D’abord pour Donald Trump, qui fait l’objet de critiques d’une partie de la population américaine sur son choix de lancer une guerre en l’Iran ; il lui fallait montrer qu’on n’abandonnait pas un soldat américain et qu’on faisait tout pour le sauver, même en mobilisant des dizaines d’avions et d’hommes. Ensuite pour l’Iran, parce qu’une capture de ce pilote lui aurait permis de l’utiliser comme monnaie d’échange ; les images de sa capture auraient été abondamment diffusées et cela aurait été un moyen de pression important contre Donald Trump.
Il faut ajouter que, sur franceinfo, nous nous efforçons à chaque fois de replacer les faits dans leur contexte. Nous avons ainsi rappelé que, au-delà de cet enjeu de communication, un F-15 abattu représentait, d’un facteur de vue strictement militaire, très peu – malgré les vies humaines en jeu, bien sûr – par rapport aux milliers de sorties aériennes américaines, depuis le début de la guerre, où les avions sont revenus intacts**.**
Vous évoquez les vies humaines. Des auditeurs pointent une asymétrie entre l’attention portée à ce pilote et la relative discrétion autour des victimes civiles au Liban, en Iran ou en Cisjordanie. Comment recevez-vous cette remarque ?

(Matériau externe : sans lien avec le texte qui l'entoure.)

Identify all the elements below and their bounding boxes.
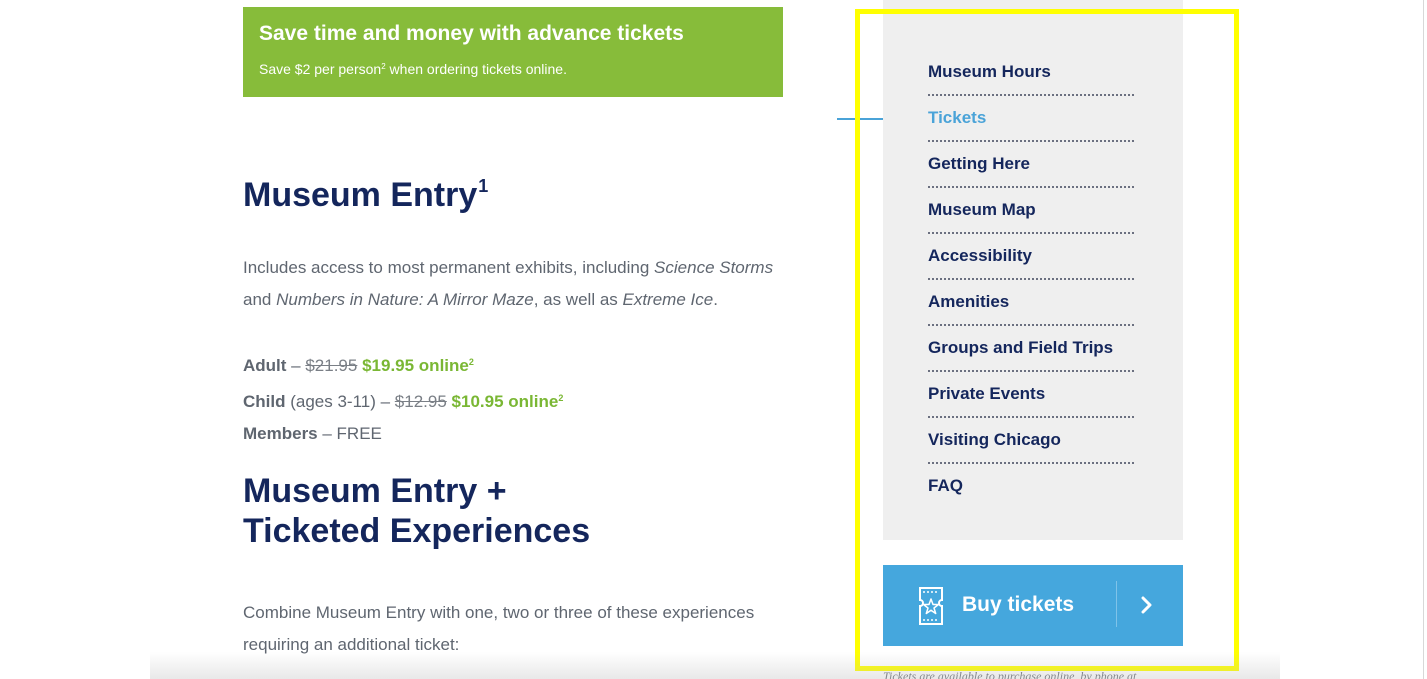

En écoutant notre antenne au cours de la semaine qui s’achève, je n’ai pas cette impression. Nous parlons très régulièrement des victimes civiles en Iran ou au Liban. Nous avons consacré une très large part de nos développements d’actualité aux frappes israéliennes sur le Liban. Dès que possible, nous proposons du reportage à nos auditeurs, avec nos journalistes sur les lieux, qui vont chercher l’information et interroger des témoins, à l’image d’Arthur Sarradin au Liban.
Aller sur le terrain, c’est vraiment le premier réflexe sur franceinfo. Ensuite, une fois qu’on a entendu ce qui se passait sur place, nos invités prennent position, dans le respect du pluralisme. Deux personnalités étaient à l’antenne ce jeudi matin en complément d’un reportage d’Athur Sarradin : Rima Abdul-Malak, directrice du quotidien libanais L’Orient-Le Jour, qui a dénoncé les frappes israéliennes en déplorant « des attaques totalement disproportionnées avec une majorité de victimes civiles », et l’ambassadeur d’Israël en France, Joshua Zarka, qui a justifié, lui, ces frappes par « la nécessité de désarmer le Hezbollah qui est lié à l’Iran ».

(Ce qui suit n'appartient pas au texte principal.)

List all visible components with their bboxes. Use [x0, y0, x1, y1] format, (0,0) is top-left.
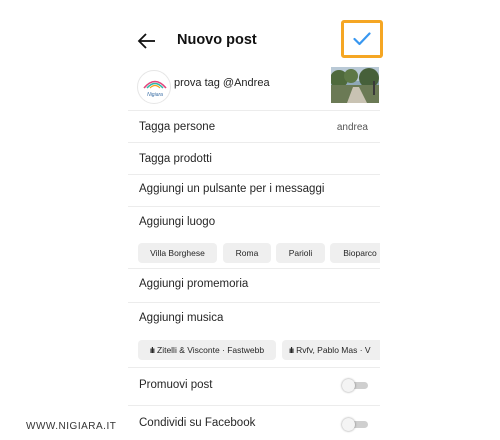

Comment maintenir une exigence éditoriale forte quand l’information se construit en temps réel avec, j’y reviens pour ce sauvetage, une course contre la montre ? Des auditeurs veulent savoir, dans ce contexte de guerre, si tous les éléments donnés à l’antenne sont vérifiés et comment travaille la rédaction ?
Avant de donner une occurrence à l’antenne, même si tout va très vite, nous avons un processus de validation. On ne fait pas n’importe quoi. Dans le cas des aviateurs américains, il a été plus difficile de vérifier les informations parce que, on le disait, c’est aussi une guerre de communication où chacun des belligérants présente sa propre version des faits. Pour annoncer que le deuxième aviateur américain avait été retrouvé, nous nous sommes appuyés sur plusieurs médias américains réputés sérieux, bien informés, comme le New York Times, le Washington Post et le site web Axios. Nous les avons cités comme étant nos sources. C’était dimanche matin, aux alentours de 6 heures, sur franceinfo, juste avant la confirmation officielle donnée quelques instants plus tard par la Maison Blanche.
Source : www.radiofrance.fr
Conclusion : La rédaction gardera un œil attentif sur cette information.